In the electric power steering device of Patent Document 1, the parallel shaft gear mechanism as the speed reduction mechanism is not a multi-stage configuration, so that the driven gear has a large diameter, and as a result, the entire device becomes large and mountability on the vehicle is deteriorated.
On the other hand, as a speed reduction mechanism, an electric power steering device that employs a helical gear reducer with helical teeth has been proposed (see, for example, Patent Document 2).
JP 2005-319971 A JP-A-62-214055

By the way, in the parallel shaft gear mechanism, a predetermined amount of backlash is required to smoothly rotate the gear.
However, when the steering wheel is turned back and the steering direction is switched, or when the vehicle travels straight on a rough road and receives a reverse input from the road surface, a rattling noise is generated due to backlash and causes noise.

  The present invention has been made in view of the above problems, and an object of the present invention is to provide an electric power steering device with less noise due to rattling noise caused by backlash.

  In order to achieve the above object, the present invention comprises a parallel shaft gear mechanism (7) for decelerating the output rotation of an electric motor (6) for steering assistance, and the parallel shaft gear mechanism has one or more stages.
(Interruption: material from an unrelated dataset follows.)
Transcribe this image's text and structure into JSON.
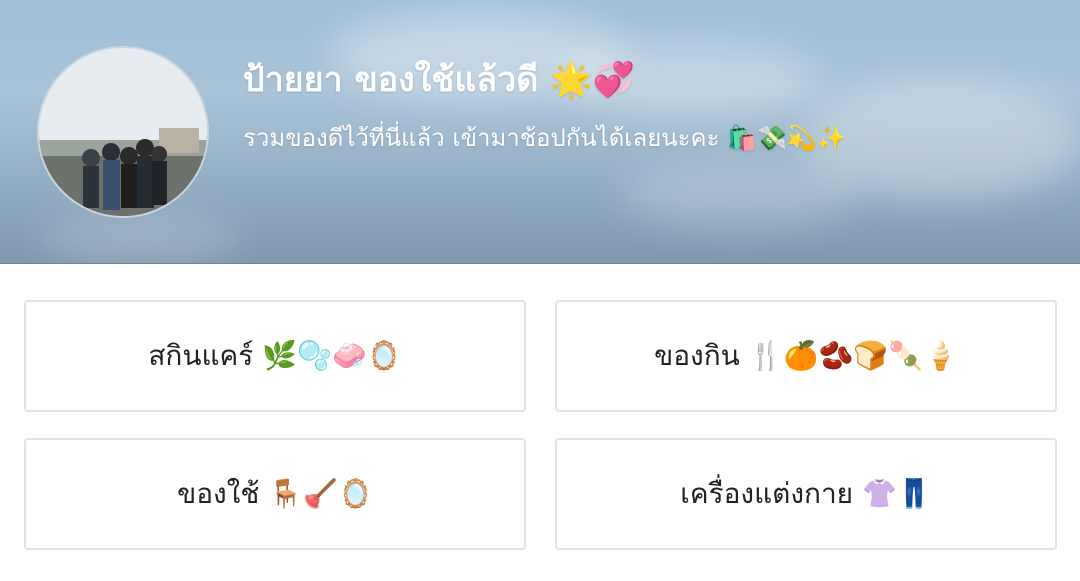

The at least one pair of gears (21, 23; 22, 24) that mesh with each other in the gear train is supported so that one gear (23; 24) is movable in the axial direction. The one gear is meshed with the other gear (21; 22) while being urged by its own weight or one of the axial directions (Z1) by the elastic member (55). To do.

  In this case, backlash can be eliminated by applying a preload between gears meshing with each other. As a result, it is possible to prevent the occurrence of rattling noise due to backlash when the steering wheel is turned back or when the vehicle travels straight on a rough road. Although it is preferable to obtain an urging force by both the own weight and the elastic member in terms of reducing the load on the elastic member and reducing the size, the elastic member may be eliminated and only the own weight may be used.

  In addition, at least a pair of gears that mesh with each other in the gear train has a tooth thickness (t1, t2; t3, t4) that gradually increases with respect to directions (X1, X2; Y1, Y2) opposite to each other in the tooth trace direction. (Claim 2). In this case, in the relationship between the pair of gears meshing with each other, the tooth groove (212; 222) of one gear meshes with the tooth (231; 241) of the other gear in a wedge shape with respect to the tooth line direction. As a result, backlash can be reliably eliminated and noise can be reliably prevented.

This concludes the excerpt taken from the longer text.